Monday, 26 June 2017
But even after we had suffered before and were spitefully treated at Philippi, as you know, we were bold in our God to speak to you the gospel of God in much conflict. 1 Thessalonians 2:2
Paul had just said that his arrival, along with his associates, was not vain. Now, building on that, he says, “But even after we had suffered before and were spitefully treated at Philippi, as you know…”
What this is saying is that such treatment would have caused most people to just give up. The spiteful treatment at Philippi that he is referring to is recorded in Acts 16:6-40. It included a public beating and imprisonment. After this, they next went along their mission route, arriving at Thessalonica. This is recorded in Acts 17:1-10. Despite this truly shameful treatment at Philippi, these men were not deterred in continuing on with their missionary work.
The words “as you know” are written as much for us as they are for those at Thessalonica. If what he said wasn’t true, then any person who knew it could have simply said as much. But history bears out that the account occurred, and those at Thessalonica were fully aware of it. In other words, they knew what had occurred in Philippi, and it only more poignantly demonstrated the high caliber of Paul and his associates. They had no idea what type of reception they would receive as they proceeded, and yet they boldly continued on where no Christian missionary had gone before.
With their fortitude evident, he says that they “were bold in our God to speak to you the gospel of God in much conflict.” With a full trust in God that they were meant to continue the mission trip through Macedonia, they proceeded onward. Paul knew this to be true because of what it says in Acts 16:9, 10 –
“And a vision appeared to Paul in the night. A man of Macedonia stood and pleaded with him, saying, “Come over to Macedonia and help us.” 10 Now after he had seen the vision, immediately we sought to go to Macedonia, concluding that the Lord had called us to preach the gospel to them.”
The Lord would not prompt them to go on such a mission if He were not going to be with them. The spiteful treatment at Philippi turned out to be exactly what was needed anyway. It bolstered confidence of those there who believed, it continued to confirm the legal proclamation of the gospel, and it brought salvation to the jailer who was given charge over Paul and Silas (Silvanus).
Rather than being negatively affected and weakened by what occurred, Paul and those with him, understood that these things were divinely orchestrated. Thus, they were further emboldened. This was despite “much conflict.”
The Greek word translated as “conflict” is agōni. As you can see, it is where our modern word “agony” is derived. It indicates a contest or a struggle. In secular Greek, which his audience would have been thinking of, it speaks of a gathering to the Greek games such as the Olympiads. It is a great struggle as if they were in a battle or a wrestling match against the spiritual foes of the church, fighting for the precious saints that they were called to minister to. And yet, despite this struggle, they continued on, emboldened by God.

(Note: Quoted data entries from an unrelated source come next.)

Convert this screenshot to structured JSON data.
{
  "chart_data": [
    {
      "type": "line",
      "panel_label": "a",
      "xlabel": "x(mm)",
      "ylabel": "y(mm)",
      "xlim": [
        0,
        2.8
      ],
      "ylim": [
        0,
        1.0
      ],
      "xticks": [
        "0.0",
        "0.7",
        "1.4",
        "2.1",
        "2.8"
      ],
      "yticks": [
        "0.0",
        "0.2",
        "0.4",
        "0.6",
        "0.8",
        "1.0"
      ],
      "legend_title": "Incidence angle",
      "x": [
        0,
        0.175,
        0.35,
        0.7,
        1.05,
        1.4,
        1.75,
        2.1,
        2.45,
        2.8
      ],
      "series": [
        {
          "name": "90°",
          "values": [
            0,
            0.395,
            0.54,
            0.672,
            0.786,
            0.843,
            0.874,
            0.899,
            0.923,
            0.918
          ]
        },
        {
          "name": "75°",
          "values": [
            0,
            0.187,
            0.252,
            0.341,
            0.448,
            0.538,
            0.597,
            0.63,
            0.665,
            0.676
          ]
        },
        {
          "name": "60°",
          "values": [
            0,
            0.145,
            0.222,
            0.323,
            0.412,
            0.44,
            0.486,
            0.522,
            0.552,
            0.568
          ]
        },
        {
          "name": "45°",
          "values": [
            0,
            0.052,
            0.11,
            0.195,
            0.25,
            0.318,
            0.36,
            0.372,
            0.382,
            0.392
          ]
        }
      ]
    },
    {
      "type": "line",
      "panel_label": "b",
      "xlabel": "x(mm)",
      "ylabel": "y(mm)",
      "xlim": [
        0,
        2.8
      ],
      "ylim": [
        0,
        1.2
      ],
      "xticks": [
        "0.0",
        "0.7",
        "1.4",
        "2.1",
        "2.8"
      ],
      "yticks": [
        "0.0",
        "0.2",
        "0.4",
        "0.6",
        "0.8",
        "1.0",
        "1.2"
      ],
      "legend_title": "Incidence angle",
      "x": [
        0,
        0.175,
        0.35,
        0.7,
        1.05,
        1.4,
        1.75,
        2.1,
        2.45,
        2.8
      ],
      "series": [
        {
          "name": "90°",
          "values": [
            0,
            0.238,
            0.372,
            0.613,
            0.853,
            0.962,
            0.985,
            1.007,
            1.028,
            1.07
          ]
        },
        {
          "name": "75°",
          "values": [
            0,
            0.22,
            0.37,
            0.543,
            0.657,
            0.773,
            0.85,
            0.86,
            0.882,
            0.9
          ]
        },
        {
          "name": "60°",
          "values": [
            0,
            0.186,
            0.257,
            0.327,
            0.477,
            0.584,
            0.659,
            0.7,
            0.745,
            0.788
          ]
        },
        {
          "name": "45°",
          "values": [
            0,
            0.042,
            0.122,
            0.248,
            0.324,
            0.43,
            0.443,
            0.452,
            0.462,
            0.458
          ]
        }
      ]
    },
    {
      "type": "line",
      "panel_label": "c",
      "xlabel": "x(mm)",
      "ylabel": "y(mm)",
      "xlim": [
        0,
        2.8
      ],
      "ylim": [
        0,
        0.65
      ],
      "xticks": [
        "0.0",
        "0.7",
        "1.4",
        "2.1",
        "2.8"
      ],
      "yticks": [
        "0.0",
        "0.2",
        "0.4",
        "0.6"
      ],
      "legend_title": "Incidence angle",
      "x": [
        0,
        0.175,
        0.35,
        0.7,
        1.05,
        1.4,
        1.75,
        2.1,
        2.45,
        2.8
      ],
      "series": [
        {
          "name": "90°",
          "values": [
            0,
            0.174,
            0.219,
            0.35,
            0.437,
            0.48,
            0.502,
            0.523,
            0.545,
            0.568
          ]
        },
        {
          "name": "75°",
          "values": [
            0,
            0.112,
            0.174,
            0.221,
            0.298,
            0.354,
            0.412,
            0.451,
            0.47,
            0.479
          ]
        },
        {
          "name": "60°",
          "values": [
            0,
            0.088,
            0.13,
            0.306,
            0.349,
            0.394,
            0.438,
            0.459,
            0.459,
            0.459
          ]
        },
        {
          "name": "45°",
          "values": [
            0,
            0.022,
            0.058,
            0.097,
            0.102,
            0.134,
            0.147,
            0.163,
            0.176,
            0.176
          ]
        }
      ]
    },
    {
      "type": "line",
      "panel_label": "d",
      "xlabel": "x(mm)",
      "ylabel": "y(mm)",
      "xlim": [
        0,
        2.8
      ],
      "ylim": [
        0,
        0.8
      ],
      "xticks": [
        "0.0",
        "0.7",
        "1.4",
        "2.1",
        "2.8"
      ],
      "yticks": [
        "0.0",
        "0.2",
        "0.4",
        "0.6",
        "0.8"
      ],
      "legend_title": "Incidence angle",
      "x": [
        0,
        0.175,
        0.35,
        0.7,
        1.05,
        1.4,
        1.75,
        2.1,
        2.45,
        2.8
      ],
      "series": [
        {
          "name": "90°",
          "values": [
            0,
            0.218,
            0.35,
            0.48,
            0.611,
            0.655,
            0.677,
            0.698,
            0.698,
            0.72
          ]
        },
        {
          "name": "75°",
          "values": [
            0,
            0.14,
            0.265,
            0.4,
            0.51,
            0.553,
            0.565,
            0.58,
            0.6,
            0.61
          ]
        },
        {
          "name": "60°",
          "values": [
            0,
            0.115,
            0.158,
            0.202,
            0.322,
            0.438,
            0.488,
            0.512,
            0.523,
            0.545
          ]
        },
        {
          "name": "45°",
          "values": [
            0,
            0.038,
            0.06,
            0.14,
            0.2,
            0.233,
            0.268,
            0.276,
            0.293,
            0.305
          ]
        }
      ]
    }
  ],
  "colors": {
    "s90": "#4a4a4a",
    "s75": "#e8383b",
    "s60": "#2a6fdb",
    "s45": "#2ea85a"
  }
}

Life application: The book is written, the future is set, and we have an absolute surety that Christ is in complete control of our destiny. No matter what happens in this earthly life, we are safe and secure in His capable hands. As this is so, why would we be timid in our proclamation of Christ Jesus, or why should we care about what could happen because of it? Get up, go out, and speak! Jesus. It is all about Jesus!
Lord God, Christ Jesus died for our sins, and He was raised to eternal life. This is what we believe. And we believe that we too will be raised in the same fashion. And so why on earth should we be timid concerning what people think when we speak about Him? How silly. They can kill the body, but Christ already possesses our soul! Grant us the fortitude to stand up and speak! Jesus… it is all about Jesus. Why should we keep that precious news quiet? Help us in this, O Lord. Amen.